Creates the scree plot.

Parameters:
pyGenClean.Ethnicity.plot_eigenvalues.main(argString=None)[source]

The main function.

The purpose of this module is to plot Eigenvectors provided by the Eigensoft software.

Here are the steps of this module:

  1. Reads the Eigenvector (read_eigenvalues()).
  2. Plots the Scree Plot (create_scree_plot()).
pyGenClean.Ethnicity.plot_eigenvalues.parse_args(argString=None)[source]

Parses the command line options and arguments.

Returns:A argparse.Namespace object created by the argparse module. It contains the values of the different options.
Options Type Description
--evec string The EVEC file from EIGENSOFT
--scree-plot-title string The main title of the scree plot
--out string The name of the output file

Note

No option check is done here (except for the one automatically done by argparse). Those need to be done elsewhere (see checkArgs()).

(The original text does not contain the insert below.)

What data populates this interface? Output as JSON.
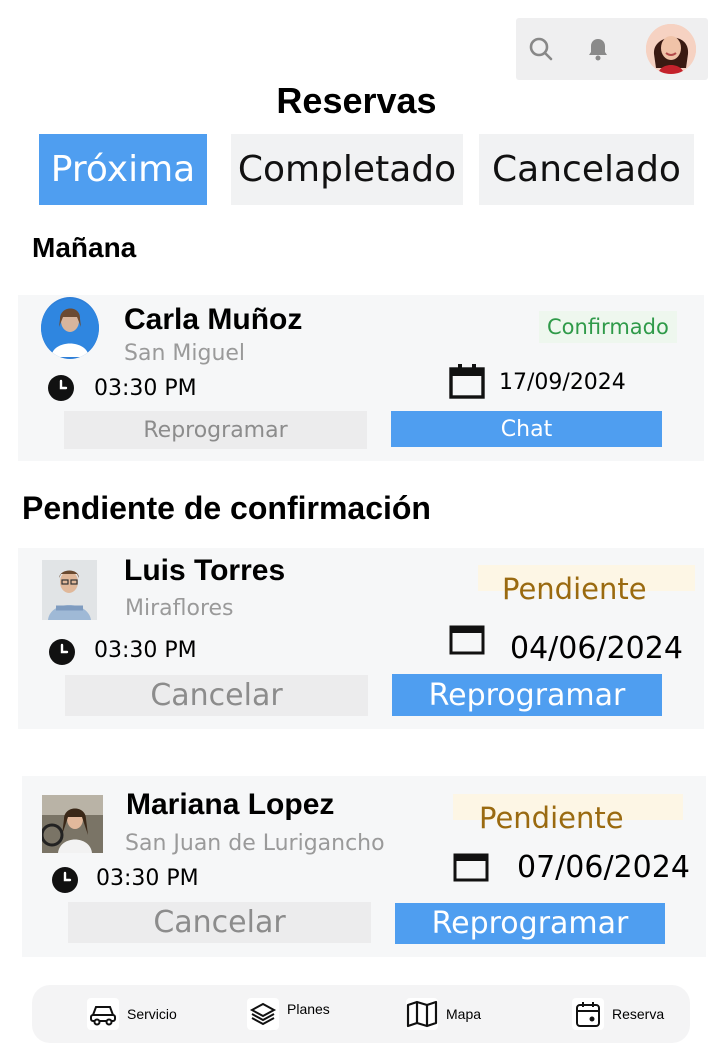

pyGenClean.Ethnicity.plot_eigenvalues.read_eigenvalues(i_filename)[source]

Reads the eigenvalues from EIGENSOFT results.

Parameters:i_filename (str) – the name of the input file.
Returns:a numpy.ndarray array containing the eigenvalues.
pyGenClean.Ethnicity.plot_eigenvalues.safe_main()[source]

A safe version of the main function (that catches ProgramError).